Ieri sera a mezzanotte circa in un bar di via Figino, a Pero, due operai ucraini, celibi e con alcuni pregiudizi di polizia, di 26 e 42 anni. Erano ubriachi fradici e hanno aggredito il gestore del bar che chiedeva loro di uscire dal locale. L’uomo, un 57enne egiziano, coniugato e incensurato, è stato colpito in tutto il corpo e ora si trova in gravi condizioni all’ospedale di Rozzano.
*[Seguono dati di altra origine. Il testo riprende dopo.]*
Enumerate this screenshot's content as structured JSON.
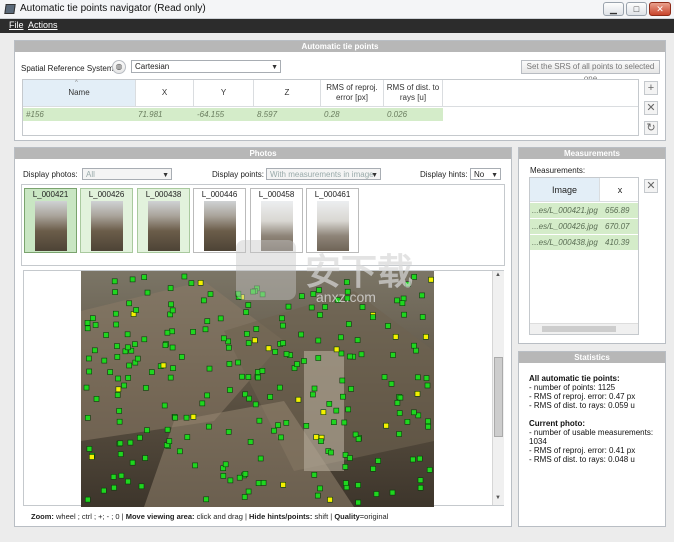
{
  "window": {
    "title": "Automatic tie points navigator (Read only)",
    "min": "▁",
    "max": "□",
    "close": "✕"
  },
  "menu": {
    "file": "File",
    "actions": "Actions"
  },
  "atp": {
    "header": "Automatic tie points",
    "srs_label": "Spatial Reference System",
    "srs_value": "Cartesian",
    "set_srs_button": "Set the SRS of all points to selected one",
    "columns": [
      "Name",
      "X",
      "Y",
      "Z",
      "RMS of reproj. error [px]",
      "RMS of dist. to rays [u]"
    ],
    "row": {
      "name": "#156",
      "x": "71.981",
      "y": "-64.155",
      "z": "8.597",
      "rms_reproj": "0.28",
      "rms_dist": "0.026"
    },
    "add_icon": "+",
    "remove_icon": "✕",
    "refresh_icon": "↻"
  },
  "photos": {
    "header": "Photos",
    "display_photos_label": "Display photos:",
    "display_photos_value": "All",
    "display_points_label": "Display points:",
    "display_points_value": "With measurements in image",
    "display_hints_label": "Display hints:",
    "display_hints_value": "No",
    "thumbs": [
      "L_000421",
      "L_000426",
      "L_000438",
      "L_000446",
      "L_000458",
      "L_000461"
    ],
    "status": {
      "zoom_label": "Zoom:",
      "zoom_text": "wheel ; ctrl ; +; - ; 0  |",
      "move_label": "Move viewing area:",
      "move_text": "click and drag  |",
      "hide_label": "Hide hints/points:",
      "hide_text": "shift  |",
      "quality_label": "Quality",
      "quality_text": "=original"
    }
  },
  "measurements": {
    "header": "Measurements",
    "label": "Measurements:",
    "col_image": "Image",
    "col_x": "x",
    "rows": [
      {
        "image": "...es/L_000421.jpg",
        "x": "656.89"
      },
      {
        "image": "...es/L_000426.jpg",
        "x": "670.07"
      },
      {
        "image": "...es/L_000438.jpg",
        "x": "410.39"
      }
    ],
    "remove_icon": "✕"
  },
  "statistics": {
    "header": "Statistics",
    "all_title": "All automatic tie points:",
    "all_lines": [
      "- number of points: 1125",
      "- RMS of reproj. error: 0.47 px",
      "- RMS of dist. to rays: 0.059 u"
    ],
    "current_title": "Current photo:",
    "current_lines": [
      "- number of usable measurements:",
      "1034",
      "- RMS of reproj. error: 0.41 px",
      "- RMS of dist. to rays: 0.048 u"
    ]
  },
  "watermark": {
    "main": "安下载",
    "sub": "anxz.com"
  }
}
Il barista colpito al volto con il posacenere

I 2 uomini non volevano allontanarsi dal bar che stava chiudendo. Hanno così cominciato a litigare con il gestore per poi aggredirlo a pugni, calci e spintoni finché non lo hanno colpito al volto con un posacenere di vetro. Il 57enne è caduto a terra sbattendo malamente il capo. I due non hanno smesso di picchiarlo nonostante fossi a terra. Qualcuno ha chiamato il 112 e la centrale operativa ha inviato sul posto un’ambulanza della Misericordia di Arese, un’automedica e un mezzo per l’assistenza medica avanzata. I sanitari sono stati accompagnati sul posto dalle radiomobile della compagnia dei carabinieri di Rho, raggiunti poi da altro personale della tenenza di Pero per l’arresto dei due ucraini ubriachi.

I sanitari quindi hanno trasportato la vittima, dopo averla stabilizzata sul posto, al Pronto Soccorso dell’Ospedale Humanitas di Milano di Rozzano in codice rosso, in grave pericolo di vita e in prognosi riservata. I due ucraini sono stati invece arrestati con l’accusa di lesioni gravissime e portati nel carcere di San Vittore. Che tendono ulteriori notizie della vittima, che per male in condizioni molto gravi.

I carabinieri della compagnia di Rho e della tenenza di Pero hanno comunicato di aver intensificato le attività di prevenzione nel comune di Pero e organizzato dei servizi straordinari di controllo del territorio.